#1
Hey UG folks. I've lately had this thought in my mind: is David Gilmour the progenitor of the single-string muted eighth note technique? I've heard this in plenty of rock songs of the 1970s and 1980s, but I haven't heard any examples predating his use of this quasi-motif in the song "Echoes."

If you know "Echoes," it's the style that re-introduces the guitar after the weird ambient wah-alien/crow middle section, with two bars each of B down to F#, up to D, then down to E. Other examples of this style that I can think of off the top of my head are Stevie Nicks' "Edge Of Seventeen," and of course the introduction to "Eye of the Tiger."

Gilmour also uses this technique in "Another Brick in the Wall, Part I" and "The Happiest Days of Our Lives."

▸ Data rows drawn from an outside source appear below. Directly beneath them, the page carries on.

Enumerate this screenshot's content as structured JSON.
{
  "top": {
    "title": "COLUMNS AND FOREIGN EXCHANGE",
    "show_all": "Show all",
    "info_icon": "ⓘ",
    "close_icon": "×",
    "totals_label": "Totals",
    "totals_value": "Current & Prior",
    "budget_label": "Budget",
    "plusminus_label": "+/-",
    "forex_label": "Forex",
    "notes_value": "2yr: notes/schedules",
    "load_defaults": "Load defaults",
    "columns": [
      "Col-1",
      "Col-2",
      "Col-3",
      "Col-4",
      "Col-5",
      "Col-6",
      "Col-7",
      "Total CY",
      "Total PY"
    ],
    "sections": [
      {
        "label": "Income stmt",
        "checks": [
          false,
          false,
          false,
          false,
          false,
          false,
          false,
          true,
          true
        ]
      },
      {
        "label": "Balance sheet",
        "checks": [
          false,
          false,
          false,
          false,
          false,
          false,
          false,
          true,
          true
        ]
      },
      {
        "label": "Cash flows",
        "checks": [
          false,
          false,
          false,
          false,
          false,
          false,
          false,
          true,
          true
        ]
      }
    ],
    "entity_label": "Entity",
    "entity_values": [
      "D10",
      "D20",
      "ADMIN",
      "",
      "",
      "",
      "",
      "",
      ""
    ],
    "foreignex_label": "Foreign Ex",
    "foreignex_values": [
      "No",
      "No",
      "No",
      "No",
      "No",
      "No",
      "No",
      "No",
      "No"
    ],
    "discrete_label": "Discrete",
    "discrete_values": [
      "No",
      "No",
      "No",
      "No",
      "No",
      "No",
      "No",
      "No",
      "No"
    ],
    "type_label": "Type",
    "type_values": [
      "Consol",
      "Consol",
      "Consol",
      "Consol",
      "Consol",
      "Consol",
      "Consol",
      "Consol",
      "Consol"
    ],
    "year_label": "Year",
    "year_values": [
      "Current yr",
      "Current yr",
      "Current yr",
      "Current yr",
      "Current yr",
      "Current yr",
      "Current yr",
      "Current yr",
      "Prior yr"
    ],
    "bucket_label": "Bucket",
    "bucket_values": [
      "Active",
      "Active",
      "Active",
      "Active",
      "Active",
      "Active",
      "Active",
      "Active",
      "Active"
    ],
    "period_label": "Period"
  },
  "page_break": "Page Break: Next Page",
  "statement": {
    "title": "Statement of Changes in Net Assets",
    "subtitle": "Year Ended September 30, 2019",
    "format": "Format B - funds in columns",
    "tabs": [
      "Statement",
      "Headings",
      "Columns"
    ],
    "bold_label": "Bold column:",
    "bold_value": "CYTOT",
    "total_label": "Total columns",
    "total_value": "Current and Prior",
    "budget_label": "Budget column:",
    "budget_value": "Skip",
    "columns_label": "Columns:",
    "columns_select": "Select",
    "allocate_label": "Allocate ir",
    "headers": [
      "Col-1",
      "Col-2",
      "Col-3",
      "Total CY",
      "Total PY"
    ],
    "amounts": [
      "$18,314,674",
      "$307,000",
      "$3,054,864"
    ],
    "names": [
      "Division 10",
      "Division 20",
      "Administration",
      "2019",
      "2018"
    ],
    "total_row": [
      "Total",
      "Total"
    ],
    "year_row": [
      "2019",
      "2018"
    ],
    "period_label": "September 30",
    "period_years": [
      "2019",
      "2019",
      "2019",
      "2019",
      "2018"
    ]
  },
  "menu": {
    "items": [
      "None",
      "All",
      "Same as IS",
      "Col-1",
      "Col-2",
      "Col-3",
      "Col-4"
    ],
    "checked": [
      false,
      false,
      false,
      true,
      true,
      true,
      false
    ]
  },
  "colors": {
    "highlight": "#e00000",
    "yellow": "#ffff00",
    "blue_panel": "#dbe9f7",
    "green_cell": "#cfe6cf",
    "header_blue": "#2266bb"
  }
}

It's such a simple thing, yet somehow magically moody. Anyone have any thoughts?

Feel free to respond here, or email me.
#2
http://www.youtube.com/watch?v=7Hrci8HChNw < Happiest Days of our Lives. You mean the guitar that comes in at :20?

I doubt he created it, but he definitely liked using it on the Wall.

I don't recall this in Echoes, but it's been awhile. I'll give it a.. "quick" listen.

Edit: Ok, now I remember what you're talking about. Yea, come to think of it I don't know of any musicians who do that. Echoes sounds faster than eighth notes though.
Quote by Trowzaa
I wish I was American.

~ A Rolling Potato Gathers No Moss ~
Last edited by eGraham at Mar 14, 2012,
#4
Its true he did love using those on the Wall. Run like hell is also centered around that technique
Quote by Night
wtf is a selfie? is that like, touching yourself or something?